If __sync_* is available for a given bitwidth, it counts as "having" CAS support. setOperationAction(ISD::ATOMIC_CMP_SWAP, MVT::i32, LibCall); will tell the legalizer to generate the call for you.

And I think __sync is preferable here because it makes more sense to conditionally lower cmpxchg to libcall based on target CPU in the backend , compared to detecting target CPU in an IR Pass.

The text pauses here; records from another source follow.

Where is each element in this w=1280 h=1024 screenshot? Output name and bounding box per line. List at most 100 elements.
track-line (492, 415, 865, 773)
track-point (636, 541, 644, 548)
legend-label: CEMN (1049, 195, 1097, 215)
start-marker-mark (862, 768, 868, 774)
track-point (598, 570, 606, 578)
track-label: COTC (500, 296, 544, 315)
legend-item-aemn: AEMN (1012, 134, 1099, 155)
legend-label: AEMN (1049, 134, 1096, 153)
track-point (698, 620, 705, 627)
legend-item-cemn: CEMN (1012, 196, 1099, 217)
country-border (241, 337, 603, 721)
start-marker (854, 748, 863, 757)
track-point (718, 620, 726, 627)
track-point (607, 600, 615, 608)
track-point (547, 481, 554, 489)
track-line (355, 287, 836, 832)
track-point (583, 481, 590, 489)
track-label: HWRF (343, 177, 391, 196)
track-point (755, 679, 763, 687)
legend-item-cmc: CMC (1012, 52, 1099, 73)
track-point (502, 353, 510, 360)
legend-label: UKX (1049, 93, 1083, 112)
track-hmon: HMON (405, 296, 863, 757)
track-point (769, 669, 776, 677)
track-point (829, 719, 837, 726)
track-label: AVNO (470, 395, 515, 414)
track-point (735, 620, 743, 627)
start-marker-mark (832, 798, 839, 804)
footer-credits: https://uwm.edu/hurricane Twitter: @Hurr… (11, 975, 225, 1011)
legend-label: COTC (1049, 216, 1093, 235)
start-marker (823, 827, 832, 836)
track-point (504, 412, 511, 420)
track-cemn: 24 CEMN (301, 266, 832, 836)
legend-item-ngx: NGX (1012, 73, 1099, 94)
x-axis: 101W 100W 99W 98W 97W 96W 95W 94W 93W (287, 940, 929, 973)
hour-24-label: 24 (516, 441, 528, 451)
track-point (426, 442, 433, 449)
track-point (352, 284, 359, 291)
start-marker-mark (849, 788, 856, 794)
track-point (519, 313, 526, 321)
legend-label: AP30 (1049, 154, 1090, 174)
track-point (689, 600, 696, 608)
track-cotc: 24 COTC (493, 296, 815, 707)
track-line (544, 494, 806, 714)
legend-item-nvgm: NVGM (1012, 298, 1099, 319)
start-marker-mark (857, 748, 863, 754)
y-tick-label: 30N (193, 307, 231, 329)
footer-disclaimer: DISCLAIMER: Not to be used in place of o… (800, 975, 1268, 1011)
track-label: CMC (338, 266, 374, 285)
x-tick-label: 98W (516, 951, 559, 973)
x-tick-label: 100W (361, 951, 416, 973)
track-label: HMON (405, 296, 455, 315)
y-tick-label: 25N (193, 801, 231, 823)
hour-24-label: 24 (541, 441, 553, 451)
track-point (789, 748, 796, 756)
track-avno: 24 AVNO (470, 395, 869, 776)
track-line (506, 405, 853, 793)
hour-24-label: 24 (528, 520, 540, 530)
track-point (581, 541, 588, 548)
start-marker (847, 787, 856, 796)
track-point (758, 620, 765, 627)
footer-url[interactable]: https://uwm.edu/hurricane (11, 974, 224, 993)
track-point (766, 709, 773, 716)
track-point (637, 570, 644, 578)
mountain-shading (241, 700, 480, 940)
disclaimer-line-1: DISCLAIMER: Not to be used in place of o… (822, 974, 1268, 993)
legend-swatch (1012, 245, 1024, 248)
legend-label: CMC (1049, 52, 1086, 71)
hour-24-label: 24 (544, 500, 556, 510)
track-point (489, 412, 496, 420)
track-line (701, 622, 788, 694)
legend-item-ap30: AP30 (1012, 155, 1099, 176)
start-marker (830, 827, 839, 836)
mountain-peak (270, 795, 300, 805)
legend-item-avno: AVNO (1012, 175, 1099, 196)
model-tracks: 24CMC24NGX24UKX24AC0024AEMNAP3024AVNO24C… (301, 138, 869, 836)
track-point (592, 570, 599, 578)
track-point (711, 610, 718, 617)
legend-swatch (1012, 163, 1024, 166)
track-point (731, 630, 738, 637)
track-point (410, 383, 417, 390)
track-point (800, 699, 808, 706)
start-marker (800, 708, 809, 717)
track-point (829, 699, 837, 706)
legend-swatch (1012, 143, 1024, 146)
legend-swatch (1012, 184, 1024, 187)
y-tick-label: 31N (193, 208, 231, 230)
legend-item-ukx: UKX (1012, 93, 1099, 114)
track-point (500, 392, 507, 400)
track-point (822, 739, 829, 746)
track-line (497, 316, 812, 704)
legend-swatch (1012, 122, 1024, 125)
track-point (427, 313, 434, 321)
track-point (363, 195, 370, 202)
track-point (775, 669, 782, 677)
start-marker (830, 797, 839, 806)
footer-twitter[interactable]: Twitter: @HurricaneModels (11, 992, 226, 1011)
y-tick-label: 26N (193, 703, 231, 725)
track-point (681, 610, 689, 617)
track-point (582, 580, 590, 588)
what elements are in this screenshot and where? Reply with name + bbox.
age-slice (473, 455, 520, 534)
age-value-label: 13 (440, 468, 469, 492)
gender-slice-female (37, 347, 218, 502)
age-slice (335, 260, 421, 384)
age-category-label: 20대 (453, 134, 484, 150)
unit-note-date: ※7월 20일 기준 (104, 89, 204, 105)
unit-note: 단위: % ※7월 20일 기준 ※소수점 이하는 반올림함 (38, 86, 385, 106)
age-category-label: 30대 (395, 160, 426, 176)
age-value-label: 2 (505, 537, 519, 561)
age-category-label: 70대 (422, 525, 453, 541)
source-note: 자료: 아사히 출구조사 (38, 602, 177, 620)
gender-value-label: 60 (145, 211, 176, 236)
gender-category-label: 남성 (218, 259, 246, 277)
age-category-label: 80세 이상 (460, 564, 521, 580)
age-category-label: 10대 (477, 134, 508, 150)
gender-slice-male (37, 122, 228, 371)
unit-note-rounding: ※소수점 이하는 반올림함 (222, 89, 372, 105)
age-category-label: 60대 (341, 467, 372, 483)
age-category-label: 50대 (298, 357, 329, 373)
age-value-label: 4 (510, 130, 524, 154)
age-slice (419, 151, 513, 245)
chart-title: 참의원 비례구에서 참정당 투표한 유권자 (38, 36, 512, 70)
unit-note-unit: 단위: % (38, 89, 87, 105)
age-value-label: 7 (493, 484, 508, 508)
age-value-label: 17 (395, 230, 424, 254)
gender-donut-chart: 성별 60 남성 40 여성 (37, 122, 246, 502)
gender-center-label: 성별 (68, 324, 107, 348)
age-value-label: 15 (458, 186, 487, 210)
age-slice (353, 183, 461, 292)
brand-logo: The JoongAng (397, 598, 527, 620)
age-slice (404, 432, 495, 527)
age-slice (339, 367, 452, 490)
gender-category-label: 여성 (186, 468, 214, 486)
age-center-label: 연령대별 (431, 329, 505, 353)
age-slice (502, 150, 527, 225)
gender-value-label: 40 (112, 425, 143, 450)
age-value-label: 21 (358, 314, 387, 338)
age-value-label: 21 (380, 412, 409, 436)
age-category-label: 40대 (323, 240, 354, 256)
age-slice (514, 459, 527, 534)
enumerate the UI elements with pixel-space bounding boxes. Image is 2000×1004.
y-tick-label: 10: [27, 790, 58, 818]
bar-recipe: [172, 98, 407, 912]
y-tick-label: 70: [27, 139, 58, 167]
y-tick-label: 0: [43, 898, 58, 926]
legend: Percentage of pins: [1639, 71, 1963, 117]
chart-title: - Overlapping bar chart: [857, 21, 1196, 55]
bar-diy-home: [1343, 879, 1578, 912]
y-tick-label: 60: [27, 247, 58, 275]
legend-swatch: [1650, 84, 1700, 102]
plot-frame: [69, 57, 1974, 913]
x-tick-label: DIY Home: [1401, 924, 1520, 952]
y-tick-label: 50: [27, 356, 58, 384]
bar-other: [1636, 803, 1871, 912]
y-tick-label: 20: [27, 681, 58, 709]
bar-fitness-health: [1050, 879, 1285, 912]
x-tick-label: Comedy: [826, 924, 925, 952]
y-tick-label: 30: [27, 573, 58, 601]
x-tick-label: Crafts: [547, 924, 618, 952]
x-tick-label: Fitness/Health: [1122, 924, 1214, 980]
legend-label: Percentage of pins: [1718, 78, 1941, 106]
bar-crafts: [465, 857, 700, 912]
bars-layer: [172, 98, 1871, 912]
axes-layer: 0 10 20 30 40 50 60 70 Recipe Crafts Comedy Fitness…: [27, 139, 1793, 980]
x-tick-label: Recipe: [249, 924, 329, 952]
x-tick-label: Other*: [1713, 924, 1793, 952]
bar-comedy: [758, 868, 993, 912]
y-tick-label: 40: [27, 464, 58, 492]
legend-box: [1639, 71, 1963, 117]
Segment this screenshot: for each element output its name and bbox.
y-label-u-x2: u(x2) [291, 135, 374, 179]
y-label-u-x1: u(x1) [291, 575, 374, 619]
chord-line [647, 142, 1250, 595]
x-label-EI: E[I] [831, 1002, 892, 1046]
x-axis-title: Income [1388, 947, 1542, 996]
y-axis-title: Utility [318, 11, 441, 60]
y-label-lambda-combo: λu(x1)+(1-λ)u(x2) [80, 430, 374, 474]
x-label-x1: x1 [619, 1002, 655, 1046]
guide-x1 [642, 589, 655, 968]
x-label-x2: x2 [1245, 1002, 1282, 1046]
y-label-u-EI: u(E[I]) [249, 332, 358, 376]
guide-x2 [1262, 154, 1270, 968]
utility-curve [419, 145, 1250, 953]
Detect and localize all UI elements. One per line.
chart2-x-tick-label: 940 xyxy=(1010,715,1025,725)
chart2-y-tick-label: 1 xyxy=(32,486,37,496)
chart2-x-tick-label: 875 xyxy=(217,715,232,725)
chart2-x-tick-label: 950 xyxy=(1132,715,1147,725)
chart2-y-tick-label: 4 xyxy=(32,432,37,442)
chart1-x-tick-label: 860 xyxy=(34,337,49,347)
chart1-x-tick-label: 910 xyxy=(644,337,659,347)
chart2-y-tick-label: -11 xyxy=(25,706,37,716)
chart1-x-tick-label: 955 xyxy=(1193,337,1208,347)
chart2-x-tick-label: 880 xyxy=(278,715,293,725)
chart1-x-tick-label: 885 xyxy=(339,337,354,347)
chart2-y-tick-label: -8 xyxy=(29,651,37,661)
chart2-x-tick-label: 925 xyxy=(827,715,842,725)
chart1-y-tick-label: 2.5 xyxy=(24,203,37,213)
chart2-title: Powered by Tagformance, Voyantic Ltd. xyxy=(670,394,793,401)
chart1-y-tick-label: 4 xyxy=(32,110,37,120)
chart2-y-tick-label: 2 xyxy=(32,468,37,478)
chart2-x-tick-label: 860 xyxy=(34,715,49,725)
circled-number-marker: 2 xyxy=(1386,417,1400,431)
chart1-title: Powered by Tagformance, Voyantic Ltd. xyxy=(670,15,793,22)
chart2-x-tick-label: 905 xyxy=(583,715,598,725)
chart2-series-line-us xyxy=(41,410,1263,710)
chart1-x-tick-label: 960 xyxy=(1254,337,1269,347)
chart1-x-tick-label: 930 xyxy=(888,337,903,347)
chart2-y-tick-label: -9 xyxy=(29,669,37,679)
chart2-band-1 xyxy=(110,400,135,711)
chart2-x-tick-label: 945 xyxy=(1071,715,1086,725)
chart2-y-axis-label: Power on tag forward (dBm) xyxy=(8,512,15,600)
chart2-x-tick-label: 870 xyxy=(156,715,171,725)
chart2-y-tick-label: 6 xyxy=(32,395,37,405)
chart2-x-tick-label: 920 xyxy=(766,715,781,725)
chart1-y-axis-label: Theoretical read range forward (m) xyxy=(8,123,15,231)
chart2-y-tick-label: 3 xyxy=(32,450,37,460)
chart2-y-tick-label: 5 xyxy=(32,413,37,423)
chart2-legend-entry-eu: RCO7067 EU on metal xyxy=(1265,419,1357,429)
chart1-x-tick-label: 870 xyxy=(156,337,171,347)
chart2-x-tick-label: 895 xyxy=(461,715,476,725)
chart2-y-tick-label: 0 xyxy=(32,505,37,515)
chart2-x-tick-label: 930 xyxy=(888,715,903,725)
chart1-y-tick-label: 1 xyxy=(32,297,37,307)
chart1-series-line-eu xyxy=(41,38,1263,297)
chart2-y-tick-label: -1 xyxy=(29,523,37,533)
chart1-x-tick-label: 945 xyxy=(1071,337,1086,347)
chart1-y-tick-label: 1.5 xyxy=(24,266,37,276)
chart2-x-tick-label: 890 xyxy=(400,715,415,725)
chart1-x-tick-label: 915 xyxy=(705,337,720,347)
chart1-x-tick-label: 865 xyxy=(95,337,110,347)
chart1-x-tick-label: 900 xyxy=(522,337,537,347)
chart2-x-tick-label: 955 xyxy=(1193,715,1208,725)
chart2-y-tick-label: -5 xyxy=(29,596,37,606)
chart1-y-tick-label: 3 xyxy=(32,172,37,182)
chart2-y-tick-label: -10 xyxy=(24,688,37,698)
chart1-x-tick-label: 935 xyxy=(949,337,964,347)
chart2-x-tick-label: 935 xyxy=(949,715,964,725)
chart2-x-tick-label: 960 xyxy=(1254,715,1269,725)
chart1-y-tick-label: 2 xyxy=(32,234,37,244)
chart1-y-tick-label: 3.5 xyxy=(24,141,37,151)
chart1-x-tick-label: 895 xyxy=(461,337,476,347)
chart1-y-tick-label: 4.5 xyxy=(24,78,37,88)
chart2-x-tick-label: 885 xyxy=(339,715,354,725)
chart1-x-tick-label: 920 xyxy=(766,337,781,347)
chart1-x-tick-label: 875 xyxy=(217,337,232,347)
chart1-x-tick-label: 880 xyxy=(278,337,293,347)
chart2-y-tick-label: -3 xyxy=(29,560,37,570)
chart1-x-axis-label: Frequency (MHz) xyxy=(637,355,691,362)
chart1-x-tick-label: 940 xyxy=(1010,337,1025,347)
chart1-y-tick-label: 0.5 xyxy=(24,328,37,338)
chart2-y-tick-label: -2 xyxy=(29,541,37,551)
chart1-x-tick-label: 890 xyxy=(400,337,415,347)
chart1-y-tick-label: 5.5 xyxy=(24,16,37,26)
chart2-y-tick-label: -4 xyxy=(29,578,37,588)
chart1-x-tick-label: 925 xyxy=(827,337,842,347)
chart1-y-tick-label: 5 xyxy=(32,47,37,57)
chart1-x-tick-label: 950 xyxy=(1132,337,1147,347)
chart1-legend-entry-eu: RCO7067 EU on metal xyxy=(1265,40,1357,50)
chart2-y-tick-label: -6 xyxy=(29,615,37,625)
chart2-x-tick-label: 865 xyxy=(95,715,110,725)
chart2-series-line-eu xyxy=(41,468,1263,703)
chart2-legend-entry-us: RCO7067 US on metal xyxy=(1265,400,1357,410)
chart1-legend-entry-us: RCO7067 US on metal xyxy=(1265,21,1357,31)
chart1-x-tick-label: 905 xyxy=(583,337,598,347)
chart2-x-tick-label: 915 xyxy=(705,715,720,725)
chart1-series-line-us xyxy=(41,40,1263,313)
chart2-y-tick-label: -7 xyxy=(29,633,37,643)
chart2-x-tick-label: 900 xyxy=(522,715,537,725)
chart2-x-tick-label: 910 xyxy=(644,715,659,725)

We don't really make the distinction between "IR" passes vs. "CodeGen" passes. We draw the line between "optimization" passes (which are controlled by the frontend) and "backend" passes (which are directly controlled by the target in its implementation of TargetPassConfig). Some "backend" passes run on IR simply because it's convenient: LLVM IR is simpler to deal with (especially given the limitations of SelectionDAG).

0x59616e updated this revision to Diff 473237.EditedNov 4 2022, 7:29 AM

update diff:

  • We transform all atomic instruction to __atomic_* for sizes > 32
  • Otherwise, lower to either native instruction or __sync_* function call.

The above two rules apply to all subtarget.

0x59616e marked 4 inline comments as done.
0x59616e added inline comments.
llvm/lib/Target/M68k/M68kInstrAtomics.td
11

Something like D137425 ?

0x59616e marked an inline comment as done.Nov 4 2022, 7:34 AM
myhsu added a comment.EditedNov 4 2022, 9:17 AM

I think the patch is in good shape now. I only have some minor comments. Thanks for the works :-)

llvm/lib/Target/M68k/M68kISelLowering.cpp
169

just want to double check, were these line formatted by clang-format?

llvm/lib/Target/M68k/M68kInstrAtomics.td
11

Something like D137425 ?

Yes thank you!

42

nit: align with !cast in the previous line. ditto for the following line.

45

nit: "// let Predicates = [AtLeastM68020]"

efriedma added inline comments.Nov 4 2022, 12:55 PM
llvm/lib/Target/M68k/M68kISelLowering.cpp
167

It probably also makes sense to make shouldExpandAtomicRMWInIR return AtomicExpansionKind::CmpXChg on M68020, to use inline loops for atomicrmw.

0x59616e marked an inline comment as done.Nov 6 2022, 11:19 PM
0x59616e added inline comments.
llvm/lib/Target/M68k/M68kISelLowering.cpp
169

Yes.

0x59616e marked an inline comment as done.Nov 6 2022, 11:19 PM
0x59616e updated this revision to Diff 473897.Nov 8 2022, 12:24 AM
0x59616e marked 4 inline comments as done.

update diff:

  • Expand atomic-rmw to atomic-compare-and-swap on target >= M68020
  • address feedbacks
myhsu accepted this revision.Nov 8 2022, 7:00 AM

LGTM thank you! Please also include cmpxchg and rmw in the title.

This revision is now accepted and ready to land.Nov 8 2022, 7:00 AM
efriedma accepted this revision.Nov 8 2022, 8:55 AM

LGTM

Thanks a lot for all of your benign help ;)

This revision was automatically updated to reflect the committed changes.